The regression model does, however, provide an excellent starting point from which manual (or automated) adjustments can be made. Future work may involve, say, a time domain least squares analysis followed by a frequency domain stochastic optimiser such as simulated annealing.
The manual tweaking method used below takes account of the fact that the speaker’s low to midrange response makes a substantial difference to the amp’s tone. By manually curve fitting these tonal features we build a much more faithful reproduction of the speaker’s timbre.
Hand Tuning the Model
Given the cabinet’s measured frequency response and rough starting point for the filters we optimised the system by hand.

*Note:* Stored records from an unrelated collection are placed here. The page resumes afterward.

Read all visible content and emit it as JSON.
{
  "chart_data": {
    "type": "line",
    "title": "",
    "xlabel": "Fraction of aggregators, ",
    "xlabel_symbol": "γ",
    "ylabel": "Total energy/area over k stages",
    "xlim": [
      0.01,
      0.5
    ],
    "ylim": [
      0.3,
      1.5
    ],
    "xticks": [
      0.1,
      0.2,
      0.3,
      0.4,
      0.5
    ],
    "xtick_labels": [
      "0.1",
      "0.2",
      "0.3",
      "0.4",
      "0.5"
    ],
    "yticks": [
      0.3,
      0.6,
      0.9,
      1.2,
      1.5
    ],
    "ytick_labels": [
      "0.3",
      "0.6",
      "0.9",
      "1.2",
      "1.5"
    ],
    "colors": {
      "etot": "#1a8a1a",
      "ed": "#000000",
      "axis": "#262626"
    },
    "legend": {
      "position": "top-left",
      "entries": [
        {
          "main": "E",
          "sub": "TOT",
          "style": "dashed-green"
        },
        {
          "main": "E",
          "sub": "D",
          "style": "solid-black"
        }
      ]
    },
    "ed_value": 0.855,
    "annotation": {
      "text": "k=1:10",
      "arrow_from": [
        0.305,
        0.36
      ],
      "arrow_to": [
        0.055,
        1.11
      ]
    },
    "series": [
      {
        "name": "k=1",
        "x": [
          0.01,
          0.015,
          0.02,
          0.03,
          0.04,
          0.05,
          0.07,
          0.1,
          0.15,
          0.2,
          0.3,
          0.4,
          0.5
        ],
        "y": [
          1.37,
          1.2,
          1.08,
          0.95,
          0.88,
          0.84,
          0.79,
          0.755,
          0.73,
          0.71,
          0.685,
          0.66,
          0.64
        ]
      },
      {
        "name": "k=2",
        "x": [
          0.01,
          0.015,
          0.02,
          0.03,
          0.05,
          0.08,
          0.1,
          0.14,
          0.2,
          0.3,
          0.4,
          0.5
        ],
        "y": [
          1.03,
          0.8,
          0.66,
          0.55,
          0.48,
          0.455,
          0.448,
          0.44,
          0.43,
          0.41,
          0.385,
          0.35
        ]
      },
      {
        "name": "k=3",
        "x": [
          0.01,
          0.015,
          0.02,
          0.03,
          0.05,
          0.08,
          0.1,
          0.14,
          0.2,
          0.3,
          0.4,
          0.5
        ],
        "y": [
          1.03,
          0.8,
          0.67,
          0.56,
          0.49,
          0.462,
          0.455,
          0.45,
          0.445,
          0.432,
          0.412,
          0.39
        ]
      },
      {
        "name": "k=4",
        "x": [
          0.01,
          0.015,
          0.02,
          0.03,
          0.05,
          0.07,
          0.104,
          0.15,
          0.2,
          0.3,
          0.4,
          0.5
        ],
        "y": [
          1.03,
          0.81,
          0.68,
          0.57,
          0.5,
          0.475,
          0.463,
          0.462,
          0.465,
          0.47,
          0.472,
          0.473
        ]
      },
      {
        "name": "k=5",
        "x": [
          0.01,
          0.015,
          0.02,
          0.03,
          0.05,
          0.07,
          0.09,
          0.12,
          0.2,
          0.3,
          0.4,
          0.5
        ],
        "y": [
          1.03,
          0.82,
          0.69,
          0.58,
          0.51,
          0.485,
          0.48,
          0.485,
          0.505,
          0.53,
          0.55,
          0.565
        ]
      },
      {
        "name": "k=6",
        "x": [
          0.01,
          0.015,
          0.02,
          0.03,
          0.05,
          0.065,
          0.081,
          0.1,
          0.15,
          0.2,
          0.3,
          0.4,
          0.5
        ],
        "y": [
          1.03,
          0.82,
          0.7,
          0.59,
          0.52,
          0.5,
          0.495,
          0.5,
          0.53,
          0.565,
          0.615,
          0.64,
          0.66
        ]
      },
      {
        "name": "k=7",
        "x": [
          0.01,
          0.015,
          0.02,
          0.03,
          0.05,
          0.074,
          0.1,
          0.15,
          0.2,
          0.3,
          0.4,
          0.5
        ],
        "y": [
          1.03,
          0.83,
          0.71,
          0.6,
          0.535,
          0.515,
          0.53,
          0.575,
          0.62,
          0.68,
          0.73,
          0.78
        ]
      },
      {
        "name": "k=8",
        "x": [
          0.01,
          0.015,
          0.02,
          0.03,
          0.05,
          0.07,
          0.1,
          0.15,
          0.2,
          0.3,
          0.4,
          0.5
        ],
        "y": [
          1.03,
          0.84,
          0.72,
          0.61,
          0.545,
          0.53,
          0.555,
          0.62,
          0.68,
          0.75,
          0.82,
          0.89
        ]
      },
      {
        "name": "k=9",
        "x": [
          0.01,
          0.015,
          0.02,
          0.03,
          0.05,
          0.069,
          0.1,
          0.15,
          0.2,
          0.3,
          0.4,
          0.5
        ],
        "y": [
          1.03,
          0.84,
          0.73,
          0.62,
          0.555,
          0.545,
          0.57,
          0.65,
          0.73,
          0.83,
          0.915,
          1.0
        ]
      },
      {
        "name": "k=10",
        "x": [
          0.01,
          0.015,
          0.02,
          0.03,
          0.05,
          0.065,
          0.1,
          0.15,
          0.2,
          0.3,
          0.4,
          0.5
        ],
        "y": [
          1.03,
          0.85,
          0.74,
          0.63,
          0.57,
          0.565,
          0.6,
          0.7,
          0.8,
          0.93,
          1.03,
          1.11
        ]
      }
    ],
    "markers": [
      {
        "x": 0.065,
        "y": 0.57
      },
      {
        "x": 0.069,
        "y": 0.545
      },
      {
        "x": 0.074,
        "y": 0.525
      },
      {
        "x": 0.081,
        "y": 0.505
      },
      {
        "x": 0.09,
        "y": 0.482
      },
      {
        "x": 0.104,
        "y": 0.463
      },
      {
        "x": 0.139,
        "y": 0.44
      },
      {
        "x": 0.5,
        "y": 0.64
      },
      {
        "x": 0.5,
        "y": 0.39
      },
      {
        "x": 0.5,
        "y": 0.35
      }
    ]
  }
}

We kept the 8th order system (four 2nd order sections in series) and constrained them with the following broad features:
- A 2nd order high pass filter (2 poles around 130Hz, 2 zeros at the origin)
- Two arbitrary peaking/shelving filters (2 poles and 2 zeros in the 500-2000Hz range)
- A 2nd order low pass filter (2 poles around 5000Hz).
Using an Octave script for visualisation the filters were manually tuned until the filter’s response roughly followed the data points. The final result is superimposed over the speaker’s frequency response in the graph below:
Final Filter Coefficients
We’re happy for you to have a play with the filter we built. The final coefficients can be loaded into Octave or MATLAB with the following code:
% Vector Drive cabinet emulation filters % Copyright Z Squared DSP Pty Limited % Permission is granted for non-commercial use of these filters b1 = [0.998427797774257 -1.996855595548515 0.998427797774258]; a1 = [1.000000000000000 -1.996729031901556 0.996982159195472]; b2 = [1.71381752013609 -3.59123502602204 1.89042101128582]; a2 = [1.000000000000000 -1.946518614625237 0.959522120025104]; b3 = [2.44712046192491 -5.07920063666641 2.71162250478877]; a3 = [1.000000000000000 -1.847874331025749 0.92741666107301]; b4 = [0.0744394809810769 0.1488789619621539 0.0744394809810770]; a4 = [1.000000000000000 -1.433046457023383 0.730804380947690];
In Octave a digital IIR filter is defined by two row vectors (arrays): b and a. Those two vectors can be passed as arguments to the filter() function. So, if you have a recording in a 48kHz .wav file called ‘input.wav’ you can run it through our cab emulation by running the variable declarations above followed by this code:
% input.wav MUST be sampled at 48kHz! Fs = wavread('input.wav'); y1 = filter(b1, a1, x); y2 = filter(b2, a2, y1); y3 = filter(b3, a3, y2); y4 = filter(b4, a4, y3); wavwrite(y4, 48e3, 'output.wav');
The output will be written to ‘output.wav’.
If using MATLAB wavread() and wavwrite() need to be substituted with the audioread() and audiowrite() functions.